In a sense, Olivia had brought Peter back from the brink of nothingness.
After Peter returned, and everyone around them began to remember him, Olivia refused to leave his side. She had taken the first vacation of her life, while working for the FBI, and spent every moment with him. She didn't care about diplomatic workings with the alternate universe, or Walternate, Peter's father from the other side, demanding to see Peter. She didn't care she was on the task force to help coordinate a joint division of both side's Fringe division. All she cared about was having Peter back.
She was set to return to work, well she and Peter both were, in two days. But Olivia still refused to leave his side. She had decided to put a stop to daily trips to her now almost vacant apartment, and just pack a bag and stay at the Bishop's house.
Neither she nor Peter discussed what that meant. Olivia packing a bag and all but moving into the two-story house with him and his father, it just seemed like the right thing to do.

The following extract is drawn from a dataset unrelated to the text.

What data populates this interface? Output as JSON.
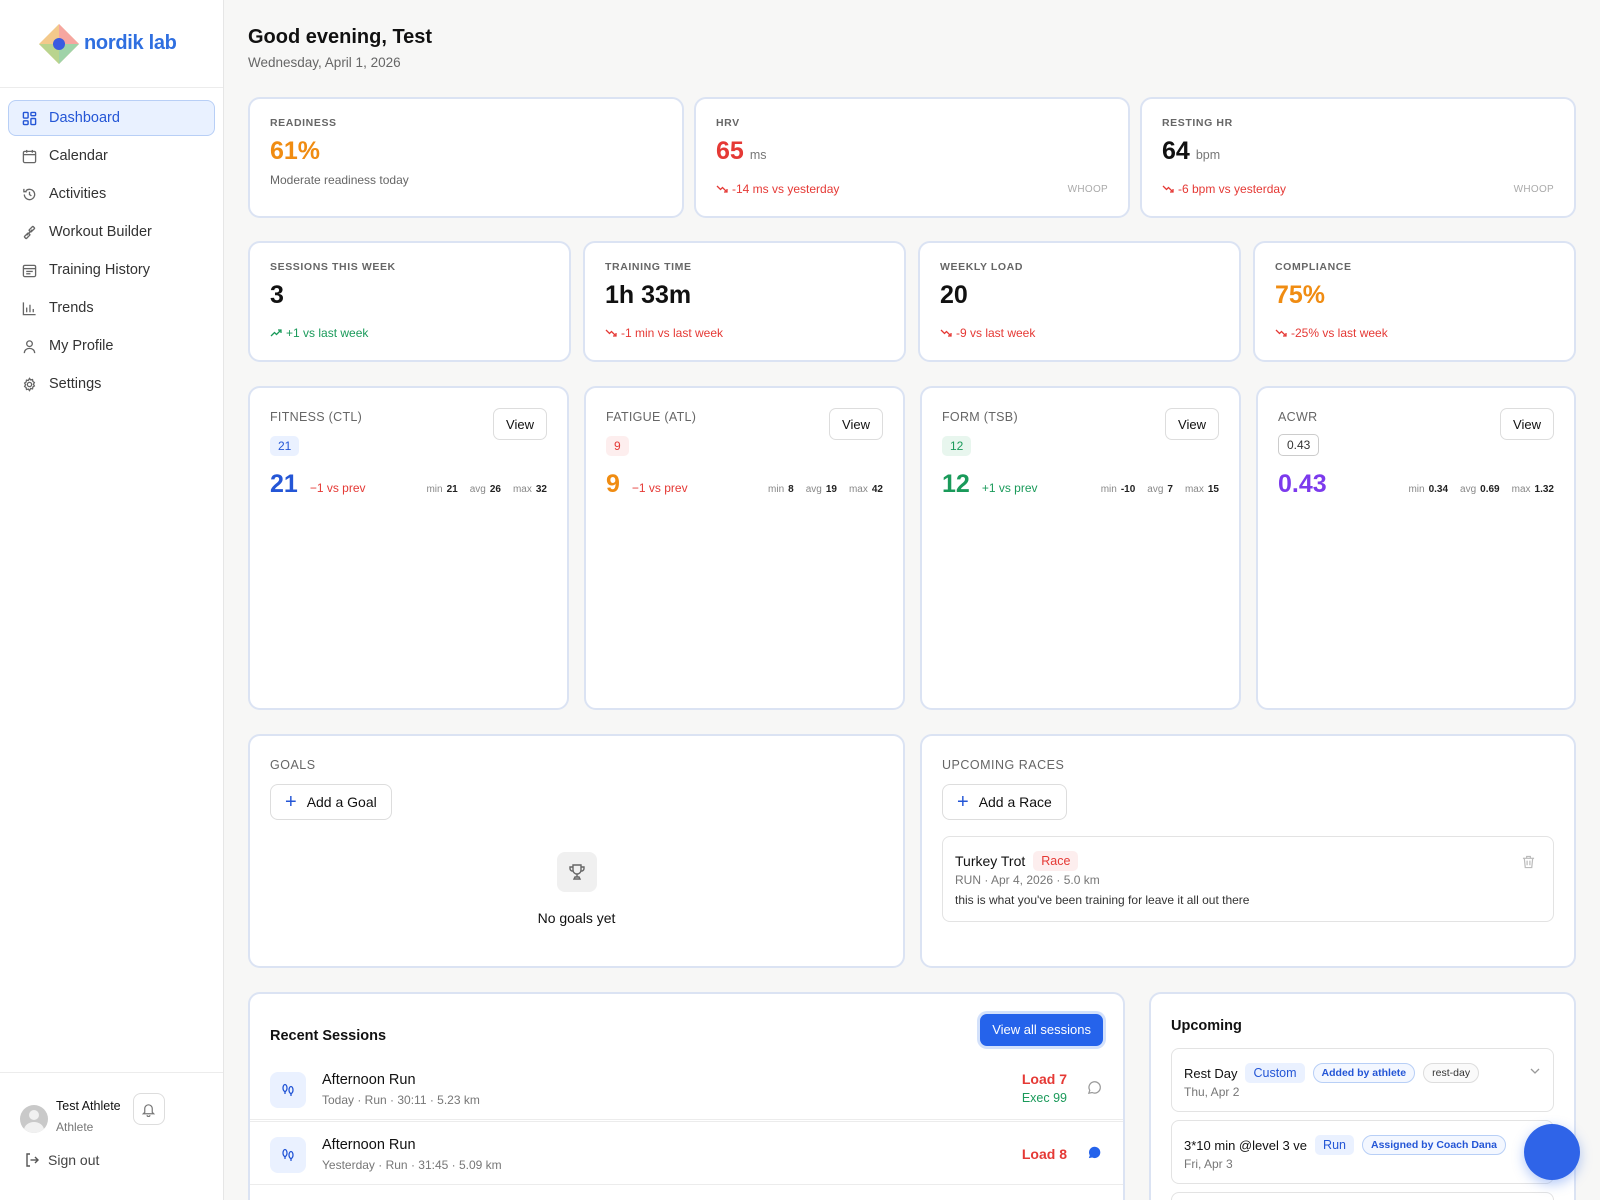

Olivia found her steps were lighter as she zipped up the large leather bag and left her bedroom. She was thinking about what restaurant to stop at to pick up their dinner when something caught her eye on her couch.
There was a bright light flickering in the middle of the couch. Olivia dropped the bag she was carrying and stepped over to the front of the couch. The light grew brighter and seemed to fade in and out. It almost reminded Olivia of the way she faded in and out when crossing over to the other side.
As she stood transfixed by the event, Olivia was shocked to see a shape forming. She was even more surprised when the shape finally solidified, and there sitting on her couch was a six month old baby boy. He looked up at her, smiled, and held his hands up to her.
Unsure what to do, Olivia decided he wanted to be picked up. She leaned down, scooped up the baby boy and held him close. And in that instant, Olivia was certain, beyond a shadow of a doubt, this was her son.